In one case, the request for sanction to prosecute the then Secretary of Health, B.L. Agarwal, a 1988 batch IAS officer of Chhattisgarh cadre, was made to the DoPT in February 2013. However, the same has still not been given. He is facing charges under the Prevention of Corruption Act.

Another file that is lying with the MHRD since October 2018 relates to former Vice-Chancellor of Aligarh Muslim University, Naseem Ahmad, in connection with alleged irregularities in the appointment of an assistant finance officer in AMU in 2005. Ahmad, a retired 1972-batch IAS officer, headed the institution between 2002 and 2007. The agency filed a case against him in January 2018.

The CBI had also approached the office of the Lok Sabha Speaker Om Birla on 6 April 2019, seeking sanction to prosecute Trinamool Congress MPs in the Narada sting operation case.

The agency had sought clearance to prosecute Saugata Roy (Dum Dum), Kakoli Ghosh (Barasat), Prasun Banerjee (Howrah) and Suvendu Adhikari, a former MP from Tamluk Lok Sabha constituency in West Bengal. However, the same is still pending with the office of the Lok Sabha Speaker.

Commenting on the matter, a senior CBI officer said that the situation can only improve if the PMO decides to intervene and prevail over the government offices to quickly decide on the CBI’s request.

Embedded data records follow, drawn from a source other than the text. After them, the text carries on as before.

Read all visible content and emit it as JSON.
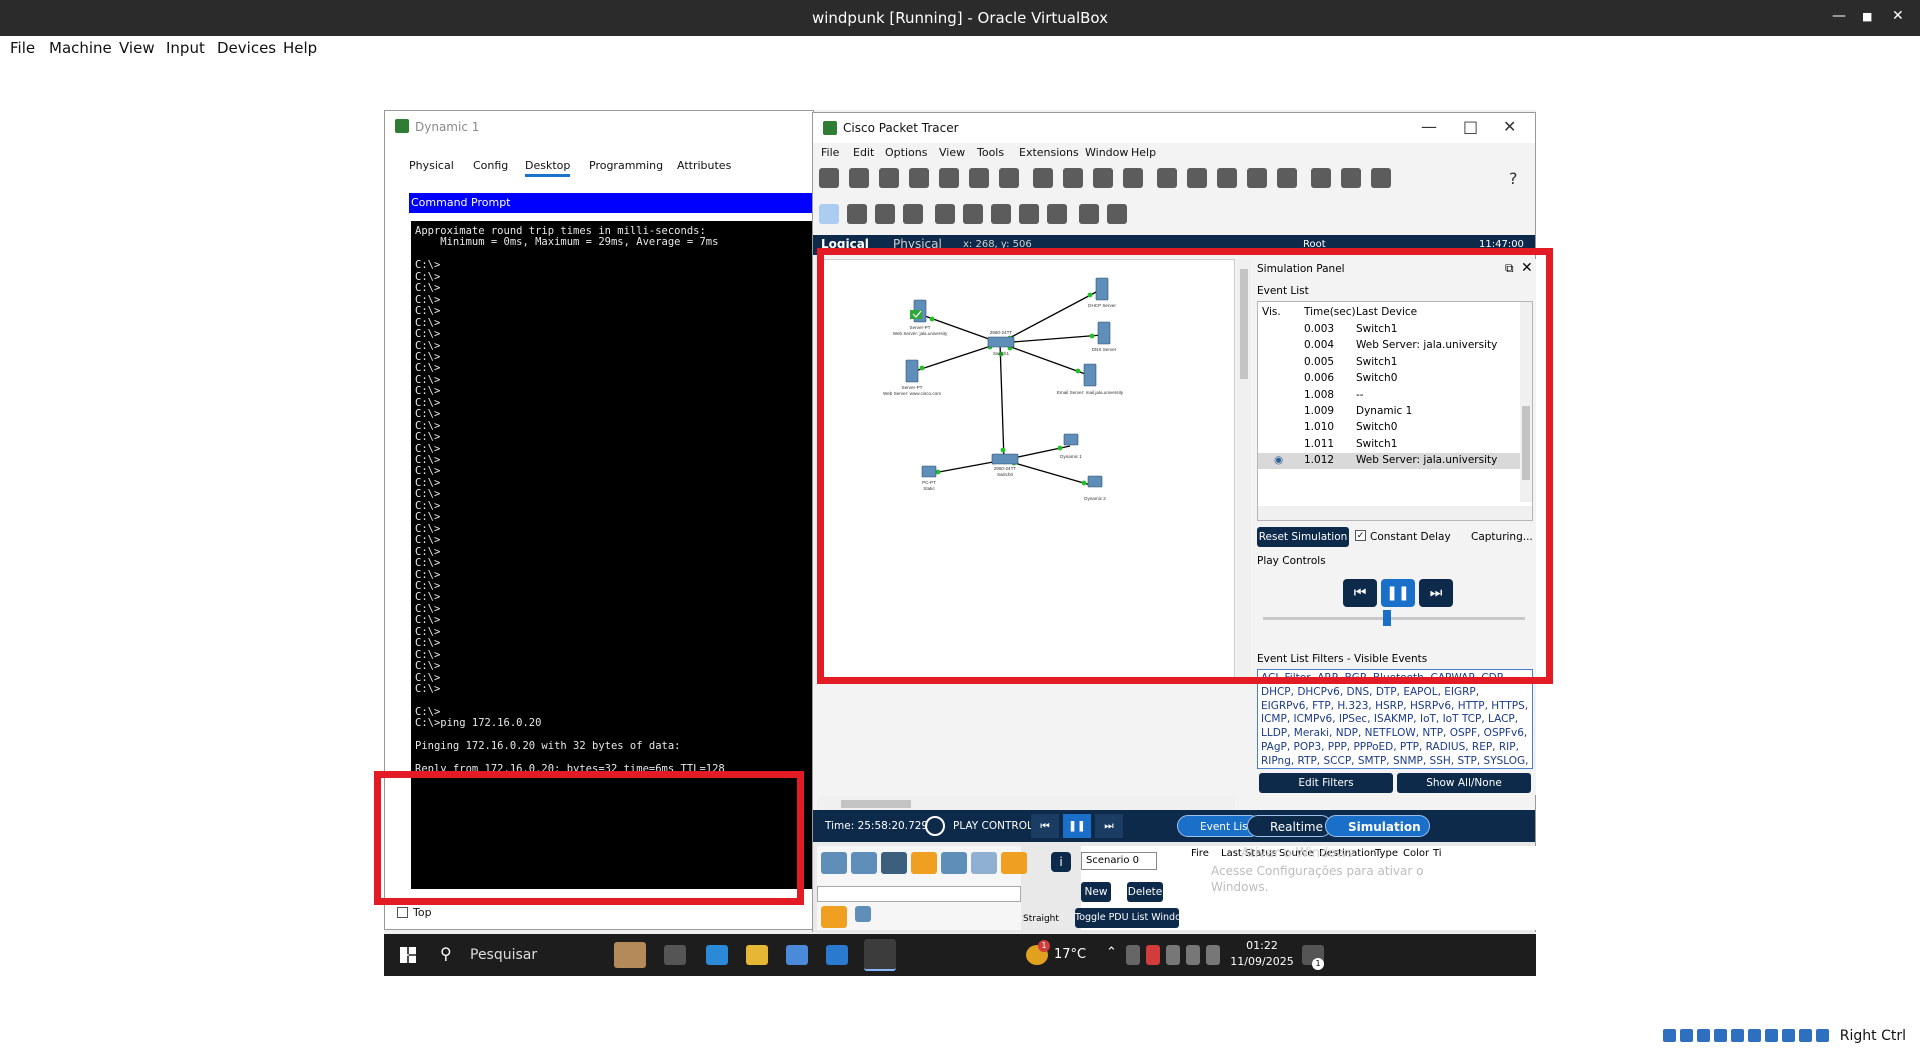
{
  "vbox": {
    "title": "windpunk [Running] - Oracle VirtualBox",
    "menu": [
      "File",
      "Machine",
      "View",
      "Input",
      "Devices",
      "Help"
    ],
    "right_ctrl": "Right Ctrl"
  },
  "dynamic": {
    "title": "Dynamic 1",
    "tabs": [
      "Physical",
      "Config",
      "Desktop",
      "Programming",
      "Attributes"
    ],
    "active_tab": "Desktop",
    "cmd_title": "Command Prompt",
    "cmd_lines": [
      "Approximate round trip times in milli-seconds:",
      "    Minimum = 0ms, Maximum = 29ms, Average = 7ms",
      "",
      "C:\\>",
      "C:\\>",
      "C:\\>",
      "C:\\>",
      "C:\\>",
      "C:\\>",
      "C:\\>",
      "C:\\>",
      "C:\\>",
      "C:\\>",
      "C:\\>",
      "C:\\>",
      "C:\\>",
      "C:\\>",
      "C:\\>",
      "C:\\>",
      "C:\\>",
      "C:\\>",
      "C:\\>",
      "C:\\>",
      "C:\\>",
      "C:\\>",
      "C:\\>",
      "C:\\>",
      "C:\\>",
      "C:\\>",
      "C:\\>",
      "C:\\>",
      "C:\\>",
      "C:\\>",
      "C:\\>",
      "C:\\>",
      "C:\\>",
      "C:\\>",
      "C:\\>",
      "C:\\>",
      "C:\\>",
      "C:\\>",
      "",
      "C:\\>",
      "C:\\>ping 172.16.0.20",
      "",
      "Pinging 172.16.0.20 with 32 bytes of data:",
      "",
      "Reply from 172.16.0.20: bytes=32 time=6ms TTL=128"
    ],
    "top_label": "Top"
  },
  "pt": {
    "title": "Cisco Packet Tracer",
    "menu": [
      "File",
      "Edit",
      "Options",
      "View",
      "Tools",
      "Extensions",
      "Window",
      "Help"
    ],
    "help_glyph": "?",
    "nav_logical": "Logical",
    "nav_physical": "Physical",
    "nav_coords": "x: 268, y: 506",
    "nav_root": "Root",
    "nav_clock": "11:47:00",
    "nodes": {
      "webserver_jala": "Web Server: jala.university",
      "server_pt_a": "Server-PT",
      "dhcp": "DHCP Server",
      "dns": "DNS Server",
      "server_pt_b": "Server-PT",
      "web_cisco": "Web Server: www.cisco.com",
      "switch1": "Switch1",
      "switch1_model": "2960-24TT",
      "email": "Email Server: mail.jala.university",
      "switch0": "Switch0",
      "switch0_model": "2960-24TT",
      "pc_static": "Static",
      "pc_dyn1": "Dynamic 1",
      "pc_dyn2": "Dynamic 2",
      "pc_pt": "PC-PT"
    },
    "sim": {
      "panel_title": "Simulation Panel",
      "event_list": "Event List",
      "columns": [
        "Vis.",
        "Time(sec)",
        "Last Device"
      ],
      "events": [
        {
          "time": "0.003",
          "device": "Switch1"
        },
        {
          "time": "0.004",
          "device": "Web Server: jala.university"
        },
        {
          "time": "0.005",
          "device": "Switch1"
        },
        {
          "time": "0.006",
          "device": "Switch0"
        },
        {
          "time": "1.008",
          "device": "--"
        },
        {
          "time": "1.009",
          "device": "Dynamic 1"
        },
        {
          "time": "1.010",
          "device": "Switch0"
        },
        {
          "time": "1.011",
          "device": "Switch1"
        },
        {
          "time": "1.012",
          "device": "Web Server: jala.university"
        }
      ],
      "reset": "Reset Simulation",
      "constant_delay": "Constant Delay",
      "capturing": "Capturing...",
      "play_controls": "Play Controls",
      "filters_title": "Event List Filters - Visible Events",
      "filters_text": "ACL Filter, ARP, BGP, Bluetooth, CAPWAP, CDP, DHCP, DHCPv6, DNS, DTP, EAPOL, EIGRP, EIGRPv6, FTP, H.323, HSRP, HSRPv6, HTTP, HTTPS, ICMP, ICMPv6, IPSec, ISAKMP, IoT, IoT TCP, LACP, LLDP, Meraki, NDP, NETFLOW, NTP, OSPF, OSPFv6, PAgP, POP3, PPP, PPPoED, PTP, RADIUS, REP, RIP, RIPng, RTP, SCCP, SMTP, SNMP, SSH, STP, SYSLOG, TACACS, TCP, TFTP, Telnet, UDP, USB, VTP",
      "edit_filters": "Edit Filters",
      "show_all": "Show All/None"
    },
    "bottom": {
      "time": "Time: 25:58:20.729",
      "play_controls": "PLAY CONTROLS:",
      "event_list": "Event List",
      "realtime": "Realtime",
      "simulation": "Simulation",
      "scenario": "Scenario 0",
      "new": "New",
      "delete": "Delete",
      "toggle_pdu": "Toggle PDU List Window",
      "pdu_cols": [
        "Fire",
        "Last Status",
        "Source",
        "Destination",
        "Type",
        "Color",
        "Ti"
      ],
      "cable": "Straight",
      "watermark1": "Ativar o Windows",
      "watermark2": "Acesse Configurações para ativar o",
      "watermark3": "Windows."
    }
  },
  "taskbar": {
    "search": "Pesquisar",
    "temp": "17°C",
    "time": "01:22",
    "date": "11/09/2025",
    "weather_badge": "1",
    "notif_badge": "1"
  }
}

“It is frankly very demoralising that after we have done our work and spent so much of time and resources, the permission to prosecute does not come. Unless and until the PMO looks into it and asks the departments to decide on such prosecution request within a fixed time frame, nothing will happen. When you don’t decide on whether to allow prosecution or not, you are giving time and opportunity to the alleged accused to fix things by approaching people who can influence the case,” he said.